The web infrastructure provider described the actor as “sophisticated” and one who “operated thoughtfully and methodically.” The intrusion occurred between November 14 and 24, 2023, and was discovered on November 23. It was carried out “to obtain persistent and widespread access to Cloudflare’s global network,” the company said.
The company added that it physically divided test and staging systems rotated over 5,000 production credentials, performed forensic triage on 4,893 computers, and reimaged and rebooted every device on its worldwide network as a precaution.
After a four-day reconnaissance period to gain access to the Jira and Atlassian Confluence portals, the adversary created a rogue Atlassian user account and gained persistent access to its Atlassian server.
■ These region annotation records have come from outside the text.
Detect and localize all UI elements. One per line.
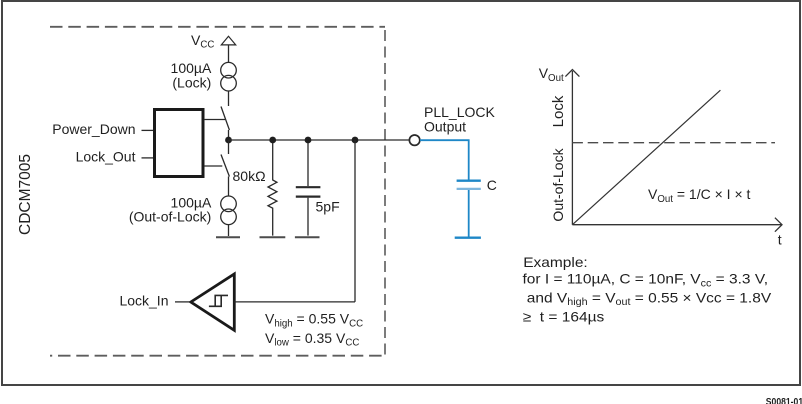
dashed chip boundary (top, right, bottom edges): [50, 26, 385, 28]
wire current source to switch S1: [228, 91, 230, 106]
graph dashed threshold line: [572, 142, 775, 144]
svg-text:Out-of-Lock: Out-of-Lock: [550, 147, 566, 221]
capacitor C (external, blue): [457, 180, 481, 182]
comparator U2 (Schmitt buffer): [191, 274, 235, 330]
wire Lock_Out to block: [142, 157, 154, 159]
svg-text:C: C: [487, 177, 497, 193]
svg-text:for I = 110µA, C = 10nF, Vcc =: for I = 110µA, C = 10nF, Vcc = 3.3 V,: [523, 272, 769, 289]
wire Lock_In to comparator: [175, 301, 190, 303]
wire switch S1 to node: [228, 130, 230, 140]
svg-text:Lock: Lock: [550, 95, 567, 127]
capacitor C1 5pF: [307, 143, 309, 186]
Vcc arrow symbol: [221, 36, 235, 45]
svg-text:VOut: VOut: [539, 65, 564, 84]
svg-text:Vhigh = 0.55 VCC: Vhigh = 0.55 VCC: [265, 311, 363, 330]
svg-text:Output: Output: [424, 118, 466, 134]
pin circle PLL_LOCK: [409, 135, 419, 145]
svg-text:VCC: VCC: [191, 32, 214, 51]
svg-text:80kΩ: 80kΩ: [233, 168, 266, 184]
svg-text:S0081-01: S0081-01: [766, 396, 802, 404]
current source I2 100uA (Out-of-Lock): [221, 196, 237, 212]
svg-text:Lock_In: Lock_In: [119, 293, 168, 309]
svg-text:CDCM7005: CDCM7005: [17, 154, 34, 235]
svg-text:t: t: [778, 232, 782, 248]
graph y-axis: [571, 71, 573, 225]
ground (capacitor C1): [295, 236, 320, 238]
wire block to switch S2: [204, 165, 222, 167]
switch S1 blade: [221, 107, 229, 131]
wire block to switch S1: [204, 119, 225, 121]
wire current source I2 to ground: [228, 225, 230, 236]
svg-text:Power_Down: Power_Down: [52, 121, 135, 137]
svg-text:Example:: Example:: [523, 255, 588, 270]
hysteresis symbol: [209, 295, 228, 306]
wire (blue) pin to external capacitor: [420, 140, 469, 179]
ground (current source I2): [216, 236, 240, 238]
graph x-axis: [572, 224, 781, 226]
current source I1 100uA (Lock): [221, 62, 237, 78]
node B junction dot (resistor tap): [269, 137, 276, 144]
ground (resistor R1): [260, 236, 286, 238]
main output wire: [229, 139, 410, 141]
svg-text:5pF: 5pF: [316, 199, 340, 215]
switch S2 blade: [221, 155, 229, 177]
node C junction dot (capacitor tap): [305, 137, 312, 144]
graph ramp line: [572, 90, 720, 225]
wire node D down to comparator output: [354, 140, 356, 302]
svg-text:and Vhigh = Vout = 0.55 × Vcc: and Vhigh = Vout = 0.55 × Vcc = 1.8V: [523, 291, 772, 308]
wire node to switch S2: [228, 140, 230, 154]
node A junction dot: [225, 137, 232, 144]
svg-text:Vlow = 0.35 VCC: Vlow = 0.35 VCC: [265, 330, 359, 349]
svg-text:100µA: 100µA: [171, 60, 212, 76]
svg-text:Lock_Out: Lock_Out: [76, 149, 136, 165]
resistor R1 80k: [268, 143, 277, 236]
wire Vcc to current source: [228, 45, 230, 63]
node D junction dot (feedback tap): [352, 137, 359, 144]
svg-text:(Out-of-Lock): (Out-of-Lock): [129, 209, 211, 225]
wire comparator output: [234, 301, 355, 303]
wire Power_Down to block: [142, 129, 154, 131]
example text block: [523, 255, 772, 325]
svg-text:(Lock): (Lock): [172, 75, 211, 91]
svg-text:VOut = 1/C × I × t: VOut = 1/C × I × t: [648, 186, 751, 205]
control block U1: [155, 110, 204, 177]
svg-text:≥ t = 164µs: ≥ t = 164µs: [523, 310, 605, 325]
ground (external capacitor, blue): [455, 237, 481, 239]
wire switch S2 to current source I2: [228, 177, 230, 197]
This allowed the adversary to eventually use the Sliver adversary simulation framework to gain access to the Bitbucket source code management system.
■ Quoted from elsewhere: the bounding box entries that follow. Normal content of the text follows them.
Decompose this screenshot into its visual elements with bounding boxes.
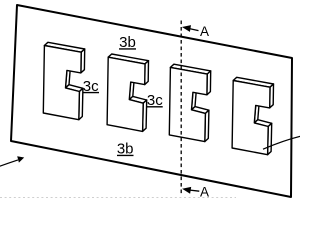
block 1 top slab face [44,42,84,52]
block 2 front C-shaped face [107,57,145,131]
block 3 right side face of top arm [207,71,211,95]
section arrow bottom [182,187,199,194]
label 3c left (underlined) [83,78,100,95]
label 3b top (underlined) [119,34,136,51]
section line A-A (dashed) [180,21,182,196]
block 2 right side face of top arm [145,61,149,85]
block 1 right side face of bottom arm [79,88,83,119]
block 3 [169,64,210,141]
block 1 notch inner left wall [66,67,71,88]
svg-text:A: A [200,24,209,39]
faint dashed baseline [0,197,236,199]
block 2 top slab face [108,54,148,64]
block 2 notch floor ledge [129,96,146,103]
block 3 front C-shaped face [169,67,207,141]
label 3c middle (underlined) [147,92,163,109]
leader line to block 4 [263,136,301,149]
block 2 [107,54,148,131]
block 2 notch inner left wall [129,79,134,100]
block 3 notch inner left wall [192,89,197,110]
section arrow top [182,25,199,32]
block 4 notch inner left wall [254,102,259,123]
panel 3b (plate) [11,5,292,197]
curved reference arrow bottom-left [0,156,24,167]
block 3 right side face of bottom arm [205,110,209,141]
label 3b bottom (underlined) [117,141,134,158]
block 2 right side face of bottom arm [143,100,147,131]
block 4 right side face of top arm [270,84,274,108]
block 4 top slab face [233,77,273,87]
block 4 right side face of bottom arm [268,123,272,154]
block 4 [232,77,273,154]
block 4 front C-shaped face [232,81,270,155]
block 4 notch floor ledge [254,120,271,127]
block 3 notch floor ledge [192,107,209,114]
block 3 top slab face [170,64,210,74]
block 1 [43,42,84,119]
svg-text:A: A [200,184,209,199]
block 1 notch floor ledge [66,85,83,92]
block 1 right side face of top arm [81,49,85,73]
block 1 front C-shaped face [43,46,81,120]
Out of the 120 code repositories accessed, 76 are thought to have been exfiltrated by the attacker.
“The 76 source code repositories were almost all related to how backups work, how the global network is configured and managed, how identity works at Cloudflare, remote access, and our use of Terraform and Kubernetes,” stated Cloudflare.
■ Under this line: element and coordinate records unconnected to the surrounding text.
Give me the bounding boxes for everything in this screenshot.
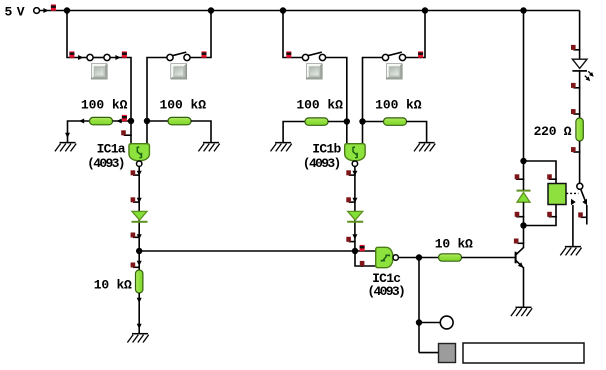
resistor R6 10k <box>439 254 462 261</box>
voltage indicator S1 right (high) <box>122 51 127 57</box>
current arrow left of R1 <box>79 119 84 124</box>
resistor R4 100k <box>384 118 407 125</box>
current arrow right of R1 <box>117 119 122 124</box>
wire R1 to node IN-A <box>113 120 132 122</box>
wire R5 to relay contact <box>579 141 581 184</box>
resistor R5 220 ohm vertical <box>576 118 583 141</box>
resistor R2 100k <box>168 117 191 124</box>
wire junction down to R7 <box>138 251 140 271</box>
current arrow to ground G1 <box>65 133 70 138</box>
voltage indicator R7 top (low) <box>131 263 140 268</box>
voltage indicator R5 bottom (low) <box>571 147 580 152</box>
push button S4 <box>387 64 403 79</box>
current arrow above R7 <box>137 261 142 266</box>
voltage indicator IC1c pin A (high) <box>360 245 365 251</box>
IC1c output bubble <box>393 255 398 260</box>
voltage indicator right throw (low) <box>578 212 587 217</box>
current arrow out of S1 <box>115 55 120 60</box>
wire LED to R5 <box>579 71 581 118</box>
wire node IN-D to R4 <box>363 121 384 123</box>
IC1a output bubble <box>137 161 142 166</box>
wire gate IC1a input A <box>130 121 132 144</box>
voltage indicator S1 left (high) <box>69 51 74 57</box>
LED D4 <box>572 59 595 82</box>
voltage indicator D1 cathode (low) <box>131 233 140 238</box>
voltage indicator D2 cathode (low) <box>346 237 355 242</box>
ground G1 <box>55 143 76 152</box>
resistor R7 10k vertical <box>136 270 143 293</box>
svg-text:220 Ω: 220 Ω <box>534 124 572 139</box>
voltage indicator coil bottom (low) <box>547 212 557 217</box>
ground G5 <box>511 307 532 316</box>
voltage indicator IC1a out (low) <box>131 170 140 175</box>
svg-text:100 kΩ: 100 kΩ <box>160 97 207 112</box>
node relay bottom junction <box>520 222 526 228</box>
wire relay coil bottom <box>524 205 557 226</box>
relay contact lever <box>581 189 586 201</box>
svg-text:IC1a: IC1a <box>97 142 126 157</box>
voltage indicator S2 right (high) <box>202 51 207 57</box>
wire IC1b output down <box>354 166 356 251</box>
ground G4 <box>414 143 435 152</box>
wire relay bottom to collector <box>523 226 525 248</box>
switch S3 (open push switch) <box>302 52 325 61</box>
node IN-A junction <box>128 118 134 124</box>
wire R7 to ground <box>138 293 140 334</box>
node rail junction A <box>64 7 70 13</box>
current arrow above ground G7 <box>137 324 142 329</box>
voltage indicator Q1 collector (low) <box>514 239 524 244</box>
voltage indicator D2 anode (low) <box>346 197 355 202</box>
voltage indicator S3 left (high) <box>286 51 291 57</box>
wire S3 to node IN-C <box>326 58 347 122</box>
ground G6 <box>560 247 581 256</box>
wire D3 vertical <box>523 161 525 190</box>
voltage indicator IC1a pin A (low) <box>121 130 132 135</box>
node IN-B junction <box>144 118 150 124</box>
wire rail corner to LED <box>579 11 581 60</box>
wire IC1a output down <box>138 166 140 251</box>
wire to sounder <box>419 352 439 354</box>
voltage indicator LED cathode (low) <box>571 83 580 88</box>
sounder display (white box) <box>463 343 584 363</box>
wire node IN-B to R2 <box>147 120 168 122</box>
wire ground to R3 <box>283 122 305 143</box>
current arrow below R7 <box>137 298 142 303</box>
svg-text:IC1b: IC1b <box>312 142 341 157</box>
sounder body (gray box) <box>439 344 456 363</box>
wire top 5V rail <box>67 10 580 12</box>
push button S3 <box>307 64 323 79</box>
relay throw contact right <box>582 199 587 205</box>
wire node IN-D up to switch S4 <box>363 58 383 122</box>
diode D3 flyback <box>517 191 531 203</box>
voltage indicator on 5V lead (high) <box>51 4 56 10</box>
node IC1c out junction <box>416 254 422 260</box>
wire R2 to ground G2 <box>191 121 211 143</box>
wire relay coil top <box>524 161 557 184</box>
switch S1 (closed push switch) <box>87 54 110 60</box>
wire IC1c node down to probe <box>418 258 420 353</box>
voltage indicator IC1b out (low) <box>346 170 355 175</box>
resistor R3 100k <box>305 118 328 125</box>
ground G2 <box>198 143 219 152</box>
switch S2 (open push switch) <box>167 52 190 61</box>
current arrow IC1a out 1 <box>137 171 142 176</box>
node probe junction <box>416 319 422 325</box>
voltage indicator D1 anode (low) <box>131 197 140 202</box>
current arrow IC1a out 2 <box>137 198 142 203</box>
wire Q1 emitter to ground <box>523 268 525 308</box>
transistor Q1 NPN <box>516 247 525 269</box>
current arrow into S1 <box>78 55 83 60</box>
node rail junction B <box>208 7 214 13</box>
current arrow IC1b out 2 <box>352 198 357 203</box>
wire S1 to node IN-A <box>110 58 131 122</box>
node IN-C junction <box>344 118 350 124</box>
voltage indicator D3 cathode (low) <box>515 174 525 179</box>
wire right throw stub <box>586 205 588 225</box>
relay throw contact left <box>571 199 576 205</box>
current arrow D2 cathode <box>352 234 357 239</box>
push button S2 <box>171 64 187 79</box>
op IC1a NAND schmitt gate <box>129 144 150 161</box>
wire gate IC1a input B <box>146 121 148 144</box>
diode D2 <box>347 211 363 221</box>
wire S4 to rail <box>406 11 425 58</box>
diode D1 <box>132 211 148 221</box>
node rail junction E <box>520 7 526 13</box>
wire gate IC1b input A <box>346 122 348 145</box>
ground G3 <box>271 143 292 152</box>
node relay top junction <box>520 158 526 164</box>
relay contact pole circle <box>577 183 583 189</box>
current arrow on 5V lead <box>43 8 48 13</box>
wire R6 to transistor base <box>462 257 516 259</box>
wire node to IC1c input A <box>355 250 376 252</box>
wire gate IC1b input B <box>362 122 364 145</box>
terminal 5V supply <box>34 8 40 14</box>
node IN-D junction <box>359 118 365 124</box>
current arrow D1 cathode <box>137 234 142 239</box>
svg-text:(4093): (4093) <box>87 156 126 171</box>
svg-text:5 V: 5 V <box>5 4 25 19</box>
resistor R1 100k <box>90 117 113 124</box>
voltage indicator D3 anode (low) <box>515 212 525 217</box>
wire R3 to node IN-C <box>328 121 347 123</box>
op IC1c NAND schmitt gate <box>376 247 393 267</box>
svg-text:10 kΩ: 10 kΩ <box>435 236 473 251</box>
node rail junction D <box>422 7 428 13</box>
voltage indicator R5 top (low) <box>571 109 580 114</box>
switch S4 (open push switch) <box>382 52 405 61</box>
svg-text:100 kΩ: 100 kΩ <box>296 97 343 112</box>
svg-text:(4093): (4093) <box>303 156 342 171</box>
wire left throw to ground G6 <box>572 205 574 247</box>
voltage indicator node IN-A (high) <box>122 115 127 121</box>
voltage indicator S4 right (high) <box>418 51 423 57</box>
ground G7 <box>127 334 148 343</box>
node D1-R7 junction <box>136 248 142 254</box>
svg-text:10 kΩ: 10 kΩ <box>94 278 132 293</box>
wire node IN-B up to switch S2 <box>147 58 167 122</box>
voltage indicator IC1c pin B (low) <box>360 261 365 267</box>
wire R4 to ground G4 <box>407 122 427 143</box>
terminal probe circle <box>440 316 453 329</box>
IC1b output bubble <box>352 161 357 166</box>
wire junction to probe terminal <box>419 322 440 324</box>
node rail junction C <box>280 7 286 13</box>
voltage indicator LED anode (low) <box>571 45 580 50</box>
wire S2 to rail <box>190 11 211 58</box>
svg-text:100 kΩ: 100 kΩ <box>81 97 128 112</box>
svg-text:100 kΩ: 100 kΩ <box>375 97 422 112</box>
op IC1b NAND schmitt gate <box>345 144 366 161</box>
wire ground to R1 <box>68 121 90 143</box>
wire 5V lead <box>40 10 68 12</box>
wire common node to D2 branch <box>139 250 355 252</box>
dashed link coil to contact <box>566 192 578 194</box>
voltage indicator coil top (low) <box>547 174 557 179</box>
wire rail to switch S1 <box>67 11 87 58</box>
push button S1 <box>92 64 108 79</box>
current arrow IC1b out 1 <box>352 171 357 176</box>
svg-text:(4093): (4093) <box>367 284 406 299</box>
wire rail to switch S3 <box>283 11 302 58</box>
wire IC1c output to R6 <box>398 257 438 259</box>
node D2 junction <box>352 248 358 254</box>
wire node to IC1c input B <box>355 251 376 266</box>
wire rail to relay branch <box>523 11 525 162</box>
relay coil RL1 <box>548 184 566 205</box>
“A small number of the repositories contained encrypted secrets which were rotated immediately even though they were strongly encrypted themselves.”
Then, it says that the threat actor tried, but was unable, to “access a console server that had access to the data center that Cloudflare had not yet put into production in São Paulo, Brazil.”
One access token and three service account credentials connected to Atlassian Bitbucket, Amazon Web Services (AWS), Moveworks, and Smartsheet were taken after Okta’s support case management system was hacked in October 2023, making the attack possible.
Acknowledging that it had assumed these credentials were not in use, Cloudflare had neglected to rotate them.
The business added that on November 24, 2023, it took action to cut off any harmful connections coming from the threat actor. CrowdStrike, a cybersecurity company, was also involved to conduct an impartial analysis of the incident.
“Our Atlassian environment was the only production system that the threat actor was able to access with the credentials they had acquired. It appears they were searching for information regarding the design, security, and administration of our worldwide network, according to an analysis of the wiki sites they visited, bug database problems, and source code repositories, according to Cloudflare.